46 killed in Bulgaria in Europe's worst bus crash for a decade

By Nikolay DOYCHINOV with Diana SIMEONOVA in Sofia and Darko DURIDANSKI in Skopje
Officials believe the bus crashed into the guardrails and caught fire while returning from Istanbul in Turkey to Skopje in North Macedonia. ©AFP

Bosnek (Bulgaria) (AFP) - A tourist bus carrying North Macedonians caught fire and crashed in Bulgaria on Tuesday, killing 46 people, including a dozen children, in Europe's deadliest road accident in the past decade.

Although the cause has yet to be determined, officials believe the bus crashed into the guardrails and caught fire while returning from Istanbul in Turkey to Skopje in North Macedonia.
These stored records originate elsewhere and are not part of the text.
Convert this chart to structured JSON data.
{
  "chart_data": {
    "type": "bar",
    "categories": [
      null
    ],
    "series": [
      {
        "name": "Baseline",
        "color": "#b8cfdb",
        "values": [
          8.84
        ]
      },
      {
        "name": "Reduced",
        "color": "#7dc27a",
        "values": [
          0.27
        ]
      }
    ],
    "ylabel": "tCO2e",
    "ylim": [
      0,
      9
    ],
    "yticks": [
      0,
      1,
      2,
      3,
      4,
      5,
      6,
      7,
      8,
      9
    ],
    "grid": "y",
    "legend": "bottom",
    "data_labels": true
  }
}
North Macedonia will fly flags at half-mast during three days of mourning, while Bulgaria and Kosovo also declared days of mourning for Wednesday.

Seven people survived the crash by breaking a window and jumping to safety, according to officials.

Bulgarian Interior Minister Boyko Rashov warned of the difficulty of establishing a final death toll, saying: "People are huddled together, their bodies are burnt to ashes inside the bus." 

He said individual identification of the victims would be "very difficult".

North Macedonian Prime Minister Zoran Zaev travelled to Sofia to visit the injured in hospital and called the crash a "tragedy", in particular because of the young age of many of the victims.

Among the 12 children were a pair of four-year-old twins.

Families 'know nothing'

Some of the victims' families rushed from North Macedonia to Sofia but were denied entry at the hospital where the victims were being treated.

"I only know that my uncle is alive and well.But I know nothing so far about his wife and son," Yousouf Bajazidovski told AFP outside the hospital.

"The doctors say that if they're not here they are probably among the dead."

Another relative, Ramis Bajazidov, said those waiting "don't know anything" of the fate of their loved ones.

North Macedonian media reported that several of the dead were from a Skopje primary school, where all classes were stopped.

The accident happened after midnight on a road about 40 kilometres (26 miles) from the capital, Sofia.

Many of the dead were between 20 and 30 years old, officials said.

Local media said the bus was registered with the Besa Trans tourist agency, which organises sightseeing and shopping tours to Istanbul.

North Macedonia's transport minister told reporters on Tuesday that the bus was not registered for international transport.

The tour bus company did not immediately respond when contacted by AFP.

Images showed the ruins of the charred bus after it broke through the road's central guardrail.

Bulgaria's interim Prime Minister Stefan Yanev said a probe into the accident had been launched, dismissing suggestions that road conditions were to blame.

Deputy chief prosecutor Borislav Sarafov said they were still investigating "if it was a technical fault of the vehicle or a human error that caused the crash".

Bulgarian national police chief Stanimir Stanev said the bus driver died immediately "so there was no one able to open the doors".

'Europe stands with you'

Bulgaria has a history of deadly bus accidents, but Tuesday's disaster is the worst, according to officials.

Twenty Bulgarians died in 2018 when their bus skidded on a wet road and overturned.

EU chief Ursula von der Leyen and Russian President Vladimir Putin sent their condolences to the victims and their relatives.

"In these terrible times, Europe stands in solidarity with you," von der Leyen said.

Road accidents in Bulgaria have often been attributed to poor road conditions, outdated cars and speeding.

Tuesday's accident occurred on a section of highway with steep gradients and without clear demarcation lines.

Many accidents have taken place there in the past, said road safety activist Diana Rusinova, whose organisation has already complained to authorities about the stretch.

In one of Europe's worst accidents in recent years, 43 people died in 2015 when a bus carrying a pensioners' club collided with a lorry and caught fire in southwest France.

In 2010, 45 people died when a train and a bus collided at a crossing in Ukraine.